Operational Resilience in Financial Services
Operational resilience has emerged as a critical priority for financial regulators and institutions worldwide. Unlike traditional operational risk management — which focuses on preventing and measuring losses — operational resilience focuses on an institution's ability to continue delivering critical services through disruption.

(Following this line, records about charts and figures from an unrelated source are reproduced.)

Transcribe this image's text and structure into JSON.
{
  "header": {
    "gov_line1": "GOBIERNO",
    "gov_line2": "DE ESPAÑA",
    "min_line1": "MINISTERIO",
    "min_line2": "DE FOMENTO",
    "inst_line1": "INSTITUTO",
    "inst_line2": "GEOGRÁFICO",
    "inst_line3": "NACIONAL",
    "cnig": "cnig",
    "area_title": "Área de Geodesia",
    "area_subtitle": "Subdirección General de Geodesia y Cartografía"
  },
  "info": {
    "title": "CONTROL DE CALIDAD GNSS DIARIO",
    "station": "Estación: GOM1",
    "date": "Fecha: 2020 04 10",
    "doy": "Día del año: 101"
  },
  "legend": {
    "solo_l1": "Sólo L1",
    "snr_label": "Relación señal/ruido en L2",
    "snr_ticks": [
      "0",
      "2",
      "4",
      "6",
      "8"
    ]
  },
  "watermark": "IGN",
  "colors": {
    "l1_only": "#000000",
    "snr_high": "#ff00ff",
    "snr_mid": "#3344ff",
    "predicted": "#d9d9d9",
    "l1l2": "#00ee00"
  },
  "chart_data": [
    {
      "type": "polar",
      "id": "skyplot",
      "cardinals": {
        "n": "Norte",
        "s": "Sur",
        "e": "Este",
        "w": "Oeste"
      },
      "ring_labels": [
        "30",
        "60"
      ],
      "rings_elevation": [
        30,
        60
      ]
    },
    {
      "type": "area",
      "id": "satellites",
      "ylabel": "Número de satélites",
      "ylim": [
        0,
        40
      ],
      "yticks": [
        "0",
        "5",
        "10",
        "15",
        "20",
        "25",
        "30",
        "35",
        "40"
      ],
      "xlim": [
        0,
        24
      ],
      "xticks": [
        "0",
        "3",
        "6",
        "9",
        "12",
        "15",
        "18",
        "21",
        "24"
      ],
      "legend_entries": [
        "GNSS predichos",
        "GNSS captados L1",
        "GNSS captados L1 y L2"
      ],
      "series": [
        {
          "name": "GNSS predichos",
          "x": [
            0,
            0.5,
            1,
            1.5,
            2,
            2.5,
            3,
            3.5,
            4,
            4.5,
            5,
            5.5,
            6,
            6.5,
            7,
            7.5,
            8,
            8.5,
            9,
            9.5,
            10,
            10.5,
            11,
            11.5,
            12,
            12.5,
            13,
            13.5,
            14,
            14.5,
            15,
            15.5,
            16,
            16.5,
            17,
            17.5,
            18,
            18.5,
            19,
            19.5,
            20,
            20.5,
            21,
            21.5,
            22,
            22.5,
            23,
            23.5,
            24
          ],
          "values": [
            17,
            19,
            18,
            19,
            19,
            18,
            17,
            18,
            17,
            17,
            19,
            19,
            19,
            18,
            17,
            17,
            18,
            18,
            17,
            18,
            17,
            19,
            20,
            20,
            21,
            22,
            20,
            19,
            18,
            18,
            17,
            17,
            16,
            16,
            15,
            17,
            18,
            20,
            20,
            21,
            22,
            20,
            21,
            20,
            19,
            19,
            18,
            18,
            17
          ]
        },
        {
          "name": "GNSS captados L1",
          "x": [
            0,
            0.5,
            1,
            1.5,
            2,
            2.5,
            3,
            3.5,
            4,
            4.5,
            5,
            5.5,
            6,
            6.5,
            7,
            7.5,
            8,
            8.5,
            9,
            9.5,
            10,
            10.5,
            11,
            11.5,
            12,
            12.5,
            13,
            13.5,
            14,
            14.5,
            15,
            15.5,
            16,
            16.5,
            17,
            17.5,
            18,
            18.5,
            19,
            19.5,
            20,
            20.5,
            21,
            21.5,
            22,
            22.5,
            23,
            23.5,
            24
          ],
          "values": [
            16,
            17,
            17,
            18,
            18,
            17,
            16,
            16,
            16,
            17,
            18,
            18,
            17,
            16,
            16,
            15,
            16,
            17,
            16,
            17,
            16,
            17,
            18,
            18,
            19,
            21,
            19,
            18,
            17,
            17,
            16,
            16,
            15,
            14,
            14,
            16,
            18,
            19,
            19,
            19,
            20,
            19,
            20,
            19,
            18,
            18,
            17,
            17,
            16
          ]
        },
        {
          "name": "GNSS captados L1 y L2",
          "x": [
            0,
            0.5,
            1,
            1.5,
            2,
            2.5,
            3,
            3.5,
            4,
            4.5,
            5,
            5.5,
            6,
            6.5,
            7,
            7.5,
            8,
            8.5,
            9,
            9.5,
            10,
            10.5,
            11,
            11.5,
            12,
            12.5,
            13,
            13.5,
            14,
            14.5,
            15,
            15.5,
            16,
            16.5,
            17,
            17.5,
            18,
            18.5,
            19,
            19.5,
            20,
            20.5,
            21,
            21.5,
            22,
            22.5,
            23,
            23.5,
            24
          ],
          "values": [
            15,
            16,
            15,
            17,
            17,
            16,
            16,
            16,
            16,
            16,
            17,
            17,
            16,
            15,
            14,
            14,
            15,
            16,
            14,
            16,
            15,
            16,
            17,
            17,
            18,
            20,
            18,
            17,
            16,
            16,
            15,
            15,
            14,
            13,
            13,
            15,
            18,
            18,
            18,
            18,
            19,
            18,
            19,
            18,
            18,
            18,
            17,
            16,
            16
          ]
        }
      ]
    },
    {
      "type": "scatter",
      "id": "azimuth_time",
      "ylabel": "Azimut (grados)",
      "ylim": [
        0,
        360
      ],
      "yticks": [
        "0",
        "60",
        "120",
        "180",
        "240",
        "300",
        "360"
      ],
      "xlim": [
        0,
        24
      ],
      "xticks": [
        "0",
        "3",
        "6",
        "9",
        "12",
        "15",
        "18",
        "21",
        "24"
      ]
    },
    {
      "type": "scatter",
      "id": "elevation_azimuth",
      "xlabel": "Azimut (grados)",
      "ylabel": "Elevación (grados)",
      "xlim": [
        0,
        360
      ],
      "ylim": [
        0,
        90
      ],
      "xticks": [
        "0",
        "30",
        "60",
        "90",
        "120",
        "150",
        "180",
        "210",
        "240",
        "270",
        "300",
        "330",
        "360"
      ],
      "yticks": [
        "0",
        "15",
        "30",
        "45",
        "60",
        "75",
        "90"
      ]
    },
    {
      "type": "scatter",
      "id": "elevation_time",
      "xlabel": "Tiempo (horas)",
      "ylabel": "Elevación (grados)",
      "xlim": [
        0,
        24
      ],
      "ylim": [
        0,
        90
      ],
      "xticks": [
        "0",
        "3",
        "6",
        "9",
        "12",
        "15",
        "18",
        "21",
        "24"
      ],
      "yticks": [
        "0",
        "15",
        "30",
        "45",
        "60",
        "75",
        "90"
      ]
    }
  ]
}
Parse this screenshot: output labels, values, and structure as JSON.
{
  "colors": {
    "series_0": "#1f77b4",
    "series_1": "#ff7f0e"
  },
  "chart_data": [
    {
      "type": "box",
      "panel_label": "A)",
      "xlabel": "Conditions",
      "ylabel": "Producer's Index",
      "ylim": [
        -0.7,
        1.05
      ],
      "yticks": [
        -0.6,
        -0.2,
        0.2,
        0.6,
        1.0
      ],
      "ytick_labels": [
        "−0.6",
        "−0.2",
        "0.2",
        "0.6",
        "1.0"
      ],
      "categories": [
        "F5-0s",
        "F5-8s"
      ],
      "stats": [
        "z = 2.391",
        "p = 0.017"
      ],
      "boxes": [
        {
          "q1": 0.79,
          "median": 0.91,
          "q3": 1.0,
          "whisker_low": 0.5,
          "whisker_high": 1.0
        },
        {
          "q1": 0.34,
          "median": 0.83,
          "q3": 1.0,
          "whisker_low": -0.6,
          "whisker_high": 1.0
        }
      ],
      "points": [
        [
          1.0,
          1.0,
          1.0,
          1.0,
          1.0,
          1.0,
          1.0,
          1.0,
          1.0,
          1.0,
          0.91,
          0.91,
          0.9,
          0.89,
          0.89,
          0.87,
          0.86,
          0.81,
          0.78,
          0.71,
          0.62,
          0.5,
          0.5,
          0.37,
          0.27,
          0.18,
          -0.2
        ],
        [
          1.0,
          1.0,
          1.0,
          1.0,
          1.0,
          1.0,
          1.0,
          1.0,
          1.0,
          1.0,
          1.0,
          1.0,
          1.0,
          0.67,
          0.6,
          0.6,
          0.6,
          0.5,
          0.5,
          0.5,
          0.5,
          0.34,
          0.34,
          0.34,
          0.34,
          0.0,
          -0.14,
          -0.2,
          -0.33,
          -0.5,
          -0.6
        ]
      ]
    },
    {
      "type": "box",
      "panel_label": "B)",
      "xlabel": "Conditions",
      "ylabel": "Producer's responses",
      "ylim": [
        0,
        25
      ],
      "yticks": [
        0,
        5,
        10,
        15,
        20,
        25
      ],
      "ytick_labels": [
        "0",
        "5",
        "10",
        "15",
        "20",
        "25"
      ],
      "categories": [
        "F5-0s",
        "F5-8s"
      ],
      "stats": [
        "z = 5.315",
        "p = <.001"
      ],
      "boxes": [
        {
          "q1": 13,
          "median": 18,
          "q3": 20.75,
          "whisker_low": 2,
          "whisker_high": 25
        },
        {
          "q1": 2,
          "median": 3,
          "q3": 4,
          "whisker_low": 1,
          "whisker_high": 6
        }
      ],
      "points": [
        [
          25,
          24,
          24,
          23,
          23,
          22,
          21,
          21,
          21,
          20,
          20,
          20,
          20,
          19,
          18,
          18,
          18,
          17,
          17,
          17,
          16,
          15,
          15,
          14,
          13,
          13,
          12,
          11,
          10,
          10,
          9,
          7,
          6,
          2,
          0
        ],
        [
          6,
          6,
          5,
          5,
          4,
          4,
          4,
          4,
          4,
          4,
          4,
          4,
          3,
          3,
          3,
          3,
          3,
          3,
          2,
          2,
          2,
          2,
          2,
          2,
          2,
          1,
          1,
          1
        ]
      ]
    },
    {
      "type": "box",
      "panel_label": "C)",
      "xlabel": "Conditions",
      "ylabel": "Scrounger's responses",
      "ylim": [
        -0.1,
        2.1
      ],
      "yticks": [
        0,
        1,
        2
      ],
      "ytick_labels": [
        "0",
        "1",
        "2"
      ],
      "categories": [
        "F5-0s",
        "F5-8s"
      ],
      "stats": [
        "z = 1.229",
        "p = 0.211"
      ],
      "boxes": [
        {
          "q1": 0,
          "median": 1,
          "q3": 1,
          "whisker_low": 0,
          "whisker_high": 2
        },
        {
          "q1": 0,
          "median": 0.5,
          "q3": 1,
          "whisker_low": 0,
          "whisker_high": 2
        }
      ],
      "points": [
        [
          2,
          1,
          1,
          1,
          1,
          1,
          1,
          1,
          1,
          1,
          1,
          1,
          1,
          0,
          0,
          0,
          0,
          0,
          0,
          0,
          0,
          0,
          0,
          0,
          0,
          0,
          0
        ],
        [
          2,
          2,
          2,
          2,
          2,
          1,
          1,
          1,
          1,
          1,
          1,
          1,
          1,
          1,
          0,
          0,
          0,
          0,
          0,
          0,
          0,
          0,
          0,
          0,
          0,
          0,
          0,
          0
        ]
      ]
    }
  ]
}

From Operational Risk to Operational Resilience
The shift in perspective is fundamental:
| Operational Risk | Operational Resilience |
|---|---|
| Prevent failures from happening | Assume failures will happen |
| Measure losses after events | Maintain services during events |
| Focus on individual risks | Focus on end-to-end services |
| Backward-looking (loss data) | Forward-looking (scenario testing) |
| Risk transfer (insurance) | Service continuity (redundancy) |
The COVID-19 pandemic and escalating cyber threats demonstrated that even well-managed firms face disruptions. The question is not whether disruption will occur, but how quickly critical services can be restored.
Regulatory Frameworks
UK Framework (PRA/FCA): The UK pioneered operational resilience regulation with PS6/21 and PS15/21, requiring firms to:
- Identify Important Business Services (IBS)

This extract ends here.